|Method||Copper engraved with early hand colour|
|Artist||Homann, Johann Baptist|
|Published||quam tabula ab Archetypo Vischeriano desumptam exhibet Ioh. Bapt. Homan. Noribergae [Nuremberg, c.1737]|
|Dimensions||570 x 485 mm|
Homann's map of England and Wales, ornamented in early full wash colour, from the Atlas Novus. Although executed in the first half of the eighteenth century, the hand colouring shows England divided into its historic seven Anglo-Saxon kingdoms, rather than by county. The road network is marked and numerous place names are mapped. Wales is shown in full wash colour, though adjacent parts of Scotland, Ireland, France, and the Isles of Man are only coloured in outline. The map is further embellished by a large baroque title cartouche in the top right of the plate, featuring personifications of the muses as well as the arms of the Kingdom, supported by a lion and unicorn. The arms of England, crownded, are held aloft by a pair of cherubs in the bottom left. Along the bottom of the plate, a large vignette shows a Royal assembly, the monarch, assumedly George I, seated on a throne to the left of the scene. Like most Homann maps, this example is undated, appearing in numerous editions of the Homann Atlas both during and after the lifetime of Johann Baptist Homann.

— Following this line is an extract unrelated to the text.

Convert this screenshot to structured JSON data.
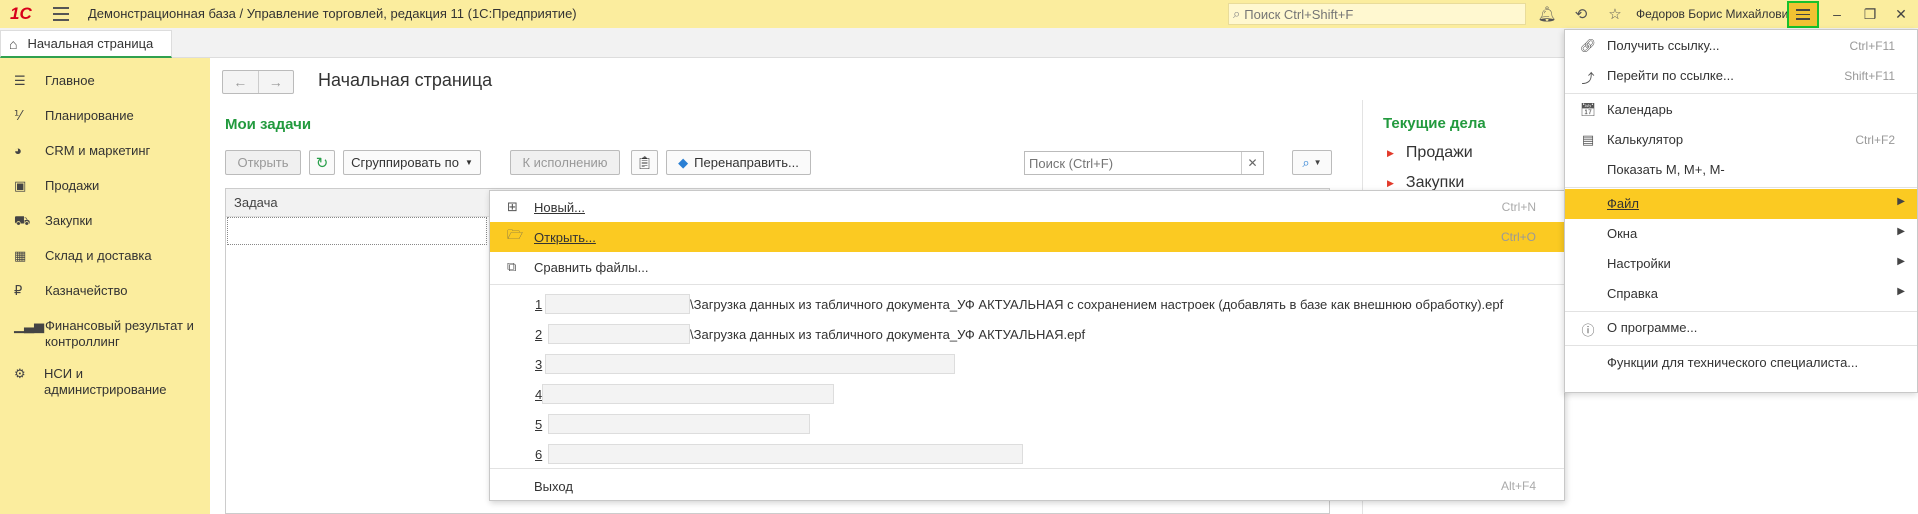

Johann Baptist Homann (20th March 1664 - 1st July 1724) was a German engraver and cartographer, and the Imperial Geographer to the Holy Roman Emperor Charles VI. In 1702 he opened a publishing house in Nuremberg, and his maps often make reference to his membership of the Prussian Royal Academy of Sciences and his imperial patronage. Upon his death, his maps passed to the Homann Heirs company and reprinted many times before the company closed in 1848.
Condition: Central horizontal fold, as issued. Creasing, minor fading, and time toning to central fold. Minor discolouration and small chips to edges of sheet, not affecting map or plate. Printer's crease to top right corner of plate, to right of title cartouche.